Demande de marque n° 4 675 593 de la société Laboratoires M&L

C’est à juste titre que l’INPI a partiellement rejeté la demande d'enregistrement de la marque verbale L’OCCITANE, qui vise de nombreux produits et services, pour les « vins ne bénéficiant pas de l'IG "Pays d'Oc" ». Ces produits sont identiques aux vins couverts par l’IGP. De plus, le signe incorpore le terme « Oc », qui constitue un élément à part entière et déterminant de la dénomination de l'IGP, en ce qu'il la définit sur le plan géographique. Ce terme essentiel est également un élément racine dans le signe contesté, même suivi des deux autres syllabes, de sorte qu'il existe une parenté phonétique avec l'IGP. Enfin, il existe une proximité conceptuelle entre la marque et l’IGP. Si la renommée de la marque L’OCCITANE pour les produits cosmétiques et de bien-être conduira le consommateur moyen à associer le signe verbal déposé L’OCCITANE directement et immédiatement aux produits de cet univers, tel n’est pas le cas pour les « vins ne bénéficiant pas de l'IG "Pays d'Oc"». En effet, s’agissant de ces produits, le consommateur, tant français qu’européen, aura immédiatement à l'esprit la région Occitanie et tout particulièrement le Pays d'Oc, réputé pour ses vins au sein de cette région. L’évocation de l’IGP « Pays d’Oc » est donc caractérisée.

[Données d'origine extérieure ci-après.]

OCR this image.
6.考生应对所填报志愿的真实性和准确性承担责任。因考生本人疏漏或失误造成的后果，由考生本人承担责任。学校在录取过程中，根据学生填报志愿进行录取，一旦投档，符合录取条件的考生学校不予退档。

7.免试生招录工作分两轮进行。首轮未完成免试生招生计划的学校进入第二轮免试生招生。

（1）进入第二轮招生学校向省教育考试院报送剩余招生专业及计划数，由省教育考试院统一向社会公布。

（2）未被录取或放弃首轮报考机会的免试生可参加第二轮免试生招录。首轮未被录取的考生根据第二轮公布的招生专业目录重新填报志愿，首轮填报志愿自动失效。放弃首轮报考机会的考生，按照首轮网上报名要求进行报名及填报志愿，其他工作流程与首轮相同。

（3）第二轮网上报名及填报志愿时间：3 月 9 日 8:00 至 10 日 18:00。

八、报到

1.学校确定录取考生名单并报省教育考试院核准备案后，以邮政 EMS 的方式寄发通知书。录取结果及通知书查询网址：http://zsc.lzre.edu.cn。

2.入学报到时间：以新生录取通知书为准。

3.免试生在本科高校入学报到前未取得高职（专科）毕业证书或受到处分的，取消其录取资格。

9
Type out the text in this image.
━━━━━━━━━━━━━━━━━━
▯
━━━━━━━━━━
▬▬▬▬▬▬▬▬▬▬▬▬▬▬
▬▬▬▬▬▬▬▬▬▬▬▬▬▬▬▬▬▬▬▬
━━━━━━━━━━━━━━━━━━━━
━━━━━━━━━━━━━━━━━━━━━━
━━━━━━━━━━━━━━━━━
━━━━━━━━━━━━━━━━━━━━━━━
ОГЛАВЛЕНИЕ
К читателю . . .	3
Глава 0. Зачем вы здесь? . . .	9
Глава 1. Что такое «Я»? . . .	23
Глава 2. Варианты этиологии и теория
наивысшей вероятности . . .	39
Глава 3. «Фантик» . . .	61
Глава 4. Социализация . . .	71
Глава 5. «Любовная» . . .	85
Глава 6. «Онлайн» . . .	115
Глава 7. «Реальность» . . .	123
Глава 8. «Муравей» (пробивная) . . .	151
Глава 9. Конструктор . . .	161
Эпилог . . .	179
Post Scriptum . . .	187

CA Aix-en-Provence, ch. 3-1, 22 févr. 2024, Laboratoires M&L SA c. INPI, 22/14347 et 23/06408 (M20240057)1
(Rejet recours c. décisions INPI, 1er sept. 2022 et 14 avr. 2023)

1 V. CA Paris, pôle 5, 2e ch., 26 mai 2023, INAO et al. c. Newrhône Millésimes SAS, 21/09232 (M20230066 ; PIBD 2023, 1210-III-5 avec une note de N. Gauthier Rougon) : annulation des marques verbale et semi-figurative NEWRHONE pour les « vins bénéficiant des appellations d’origines protégées "Côtes du Rhône" et "Côtes du Rhône Villages" y compris les crus des Côtes du Rhône, et des autres appellations d’origines protégées de la Vallée du Rhône» du fait de l'évocation des AOP « Côtes du Rhône » et « Côtes du Rhône Villages ».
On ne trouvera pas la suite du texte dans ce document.